Na visão de Rodrigues (2011, p. 38),

[...] o campo da avaliação das políticas públicas no Brasil, vale dizer que se trata de uma área de produção de conhecimento ainda em formação, tendo em vista a própria avaliação ser uma experiência recente no Brasil. Poderíamos mesmo dizer que quanto à formação de um pensamento próprio, ou ao desenvolvimento de instrumentais de avaliação, é ainda incipiente.

A partir dessa recente tradição do Brasil no campo da avaliação das políticas públicas, consideramos pertinente apontar os principais problemas destacados por Souza (2003) e Melo (1999) no Estado do campo da Pesquisa em Políticas Públicas no Brasil, que atinge, também, o campo da avaliação, já que ela está contida nessa problemática, no sentido desses problemas serem superados.

O primeiro problema é a escassa acumulação do conhecimento da área. O segundo problema é a abundância de estudos setoriais, com ênfase nos estudos de casos. Assim, há uma expansão horizontal, sem aprofundamento vertical da produção. O terceiro e último problema está vinculado à proximidade da área com os órgãos governamentais, o que termina influenciando os trabalhos – geração de trabalhos normativos e prescritivos, podendo, também, tais órgãos pautarem a agenda de pesquisas (SOUZA, 2003; MELO, 1999).

Vinculado a esse conjunto de problemas, Faria (2003, p. 51) destaca o problema que tange aos aspectos metodológicos: “A notória carência de estudos dedicados aos processos e às metodologias de avaliação de políticas, contudo, deve também ser tributada à escassa utilização da avaliação, como instrumento de gestão, pelo setor público do país nos três níveis de governo”.

Retornamos a importância da avaliação de políticas que parece ainda não fazer parte das rotinas governamentais, uma vez que os resultados das avaliações são encarados de forma extrema, seja como denúncia de investimentos que não obtiveram resultados satisfatórios, ou o contrário: políticas que apresentam bons resultados e são, por isso, utilizadas como manobra eleitoral.
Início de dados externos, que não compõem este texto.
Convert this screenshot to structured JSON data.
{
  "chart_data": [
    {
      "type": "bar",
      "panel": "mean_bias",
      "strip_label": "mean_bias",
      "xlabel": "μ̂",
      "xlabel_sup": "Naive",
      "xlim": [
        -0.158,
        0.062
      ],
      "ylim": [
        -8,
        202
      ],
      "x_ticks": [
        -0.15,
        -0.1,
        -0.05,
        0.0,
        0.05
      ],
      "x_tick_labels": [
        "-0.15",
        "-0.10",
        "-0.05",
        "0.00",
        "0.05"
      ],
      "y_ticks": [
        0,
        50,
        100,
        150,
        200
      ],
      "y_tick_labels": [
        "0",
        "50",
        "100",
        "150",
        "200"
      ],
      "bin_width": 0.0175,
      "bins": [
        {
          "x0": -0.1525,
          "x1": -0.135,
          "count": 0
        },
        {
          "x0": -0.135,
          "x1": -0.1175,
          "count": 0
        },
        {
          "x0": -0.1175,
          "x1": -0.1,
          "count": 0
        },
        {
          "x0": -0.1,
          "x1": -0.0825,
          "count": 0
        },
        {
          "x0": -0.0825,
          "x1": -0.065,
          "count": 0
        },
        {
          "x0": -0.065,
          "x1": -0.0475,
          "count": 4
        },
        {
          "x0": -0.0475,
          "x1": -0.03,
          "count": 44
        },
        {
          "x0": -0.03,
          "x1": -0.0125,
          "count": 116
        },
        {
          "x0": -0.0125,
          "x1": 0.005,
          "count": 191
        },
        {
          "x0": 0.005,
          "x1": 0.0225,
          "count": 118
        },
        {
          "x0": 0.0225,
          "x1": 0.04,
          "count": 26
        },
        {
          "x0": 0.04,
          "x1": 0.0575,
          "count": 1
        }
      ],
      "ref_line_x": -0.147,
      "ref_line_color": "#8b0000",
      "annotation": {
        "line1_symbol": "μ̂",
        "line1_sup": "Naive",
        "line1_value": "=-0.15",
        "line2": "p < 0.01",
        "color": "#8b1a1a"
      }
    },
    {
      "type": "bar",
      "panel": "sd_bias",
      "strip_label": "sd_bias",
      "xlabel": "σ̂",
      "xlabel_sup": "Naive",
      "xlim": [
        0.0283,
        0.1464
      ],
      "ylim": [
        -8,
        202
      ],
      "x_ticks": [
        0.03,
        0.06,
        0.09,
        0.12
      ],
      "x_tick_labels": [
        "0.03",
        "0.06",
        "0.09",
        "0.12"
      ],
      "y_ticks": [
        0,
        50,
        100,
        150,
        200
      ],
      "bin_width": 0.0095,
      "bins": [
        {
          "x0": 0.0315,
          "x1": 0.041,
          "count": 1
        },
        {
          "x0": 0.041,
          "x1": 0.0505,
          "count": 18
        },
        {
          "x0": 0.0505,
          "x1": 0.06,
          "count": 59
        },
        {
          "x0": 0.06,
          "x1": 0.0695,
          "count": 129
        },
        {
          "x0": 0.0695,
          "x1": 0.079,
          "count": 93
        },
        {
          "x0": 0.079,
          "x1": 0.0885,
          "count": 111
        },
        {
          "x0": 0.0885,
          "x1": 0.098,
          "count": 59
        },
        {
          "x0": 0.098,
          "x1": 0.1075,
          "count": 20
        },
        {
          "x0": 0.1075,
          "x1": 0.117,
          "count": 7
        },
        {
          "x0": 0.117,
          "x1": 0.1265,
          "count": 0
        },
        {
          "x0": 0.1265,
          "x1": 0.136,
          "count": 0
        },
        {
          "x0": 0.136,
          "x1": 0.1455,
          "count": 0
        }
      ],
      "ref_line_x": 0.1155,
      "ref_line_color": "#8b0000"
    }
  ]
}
Mesmo apresentando um quadro ainda não consolidado, Souza (2003, p. 15) expõe que “chegou-se à conclusão de que, apesar de a área ainda apresentar problemas do ponto de vista acadêmico, ela tem crescido em qualidade e em volume de produção, apontando para a maturidade de sua produção científica”.
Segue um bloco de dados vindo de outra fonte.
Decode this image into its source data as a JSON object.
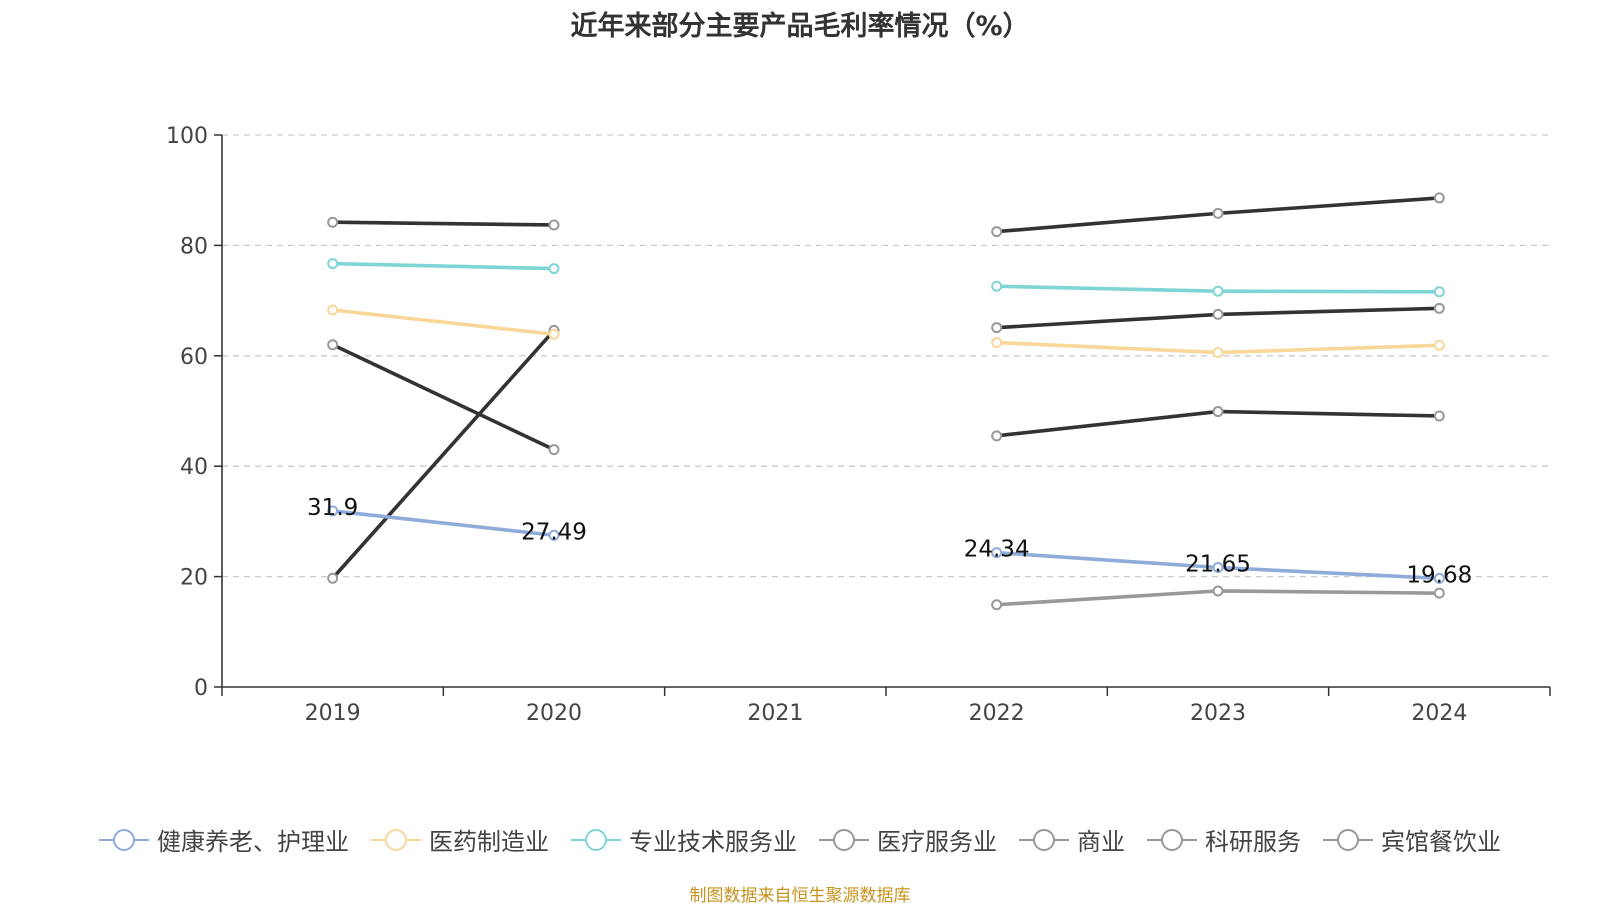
{
  "chart_data": {
    "type": "line",
    "title": "近年来部分主要产品毛利率情况（%）",
    "categories": [
      "2019",
      "2020",
      "2021",
      "2022",
      "2023",
      "2024"
    ],
    "ylim": [
      0,
      100
    ],
    "yticks": [
      "0",
      "20",
      "40",
      "60",
      "80",
      "100"
    ],
    "grid": true,
    "legend_position": "bottom",
    "series": [
      {
        "name": "健康养老、护理业",
        "color": "#8fabd9",
        "values": [
          31.9,
          27.49,
          null,
          24.34,
          21.65,
          19.68
        ],
        "labels": [
          "31.9",
          "27.49",
          null,
          "24.34",
          "21.65",
          "19.68"
        ]
      },
      {
        "name": "医药制造业",
        "color": "#f9d798",
        "values": [
          68.3,
          63.9,
          null,
          62.4,
          60.6,
          61.9
        ]
      },
      {
        "name": "专业技术服务业",
        "color": "#7fd4d4",
        "values": [
          76.7,
          75.8,
          null,
          72.6,
          71.7,
          71.6
        ]
      },
      {
        "name": "医疗服务业",
        "color": "#333333",
        "markerColor": "#999999",
        "values": [
          84.2,
          83.7,
          null,
          82.5,
          85.8,
          88.6
        ]
      },
      {
        "name": "商业",
        "color": "#333333",
        "markerColor": "#999999",
        "values": [
          19.7,
          64.6,
          null,
          65.1,
          67.5,
          68.6
        ]
      },
      {
        "name": "科研服务",
        "color": "#333333",
        "markerColor": "#999999",
        "values": [
          62.0,
          43.0,
          null,
          45.5,
          49.9,
          49.1
        ]
      },
      {
        "name": "宾馆餐饮业",
        "color": "#999999",
        "markerColor": "#999999",
        "values": [
          null,
          null,
          null,
          14.9,
          17.4,
          17.0
        ]
      }
    ]
  },
  "source_note": "制图数据来自恒生聚源数据库"
}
Mais de uma década depois do estudo realizado por Souza (2003), acreditamos que a área já esteja mais consolidada e que a avaliação de políticas esteja sendo utilizada pelo estado de forma mais consciente, podendo contribuir de forma significativa para a (re)formulação e implantação de programas e projetos sociais.

As discussões presentes neste capítulo situam em que contexto a presente pesquisa se insere, onde o Estado Avaliador institui sistemas de avaliação que privilegiam dados quantitativos em detrimento dos dados qualitativos, podendo empobrecer, dessa forma, o currículo escolar.

Compreender esse cenário se faz necessário, pois a Política dos Ciclos, objeto de estudo da presente pesquisa, divide a opinião de especialistas educacionais no que se refere às contribuições desta organização curricular para a melhoria da qualidade da educação, podendo ser mais um agravante na operacionalização dos aspectos curriculares.

Nesta perspectiva, acreditamos que a análise dessa política, levando em consideração todo o seu contexto político, econômico e social, contribuirá para o entendimento dos alcances da escola ciclada, auxiliando, também, a urgência da valorização da avaliação de políticas para a adequação do quadro educacional de nosso país, atendendo a população mais carente no direito à educação.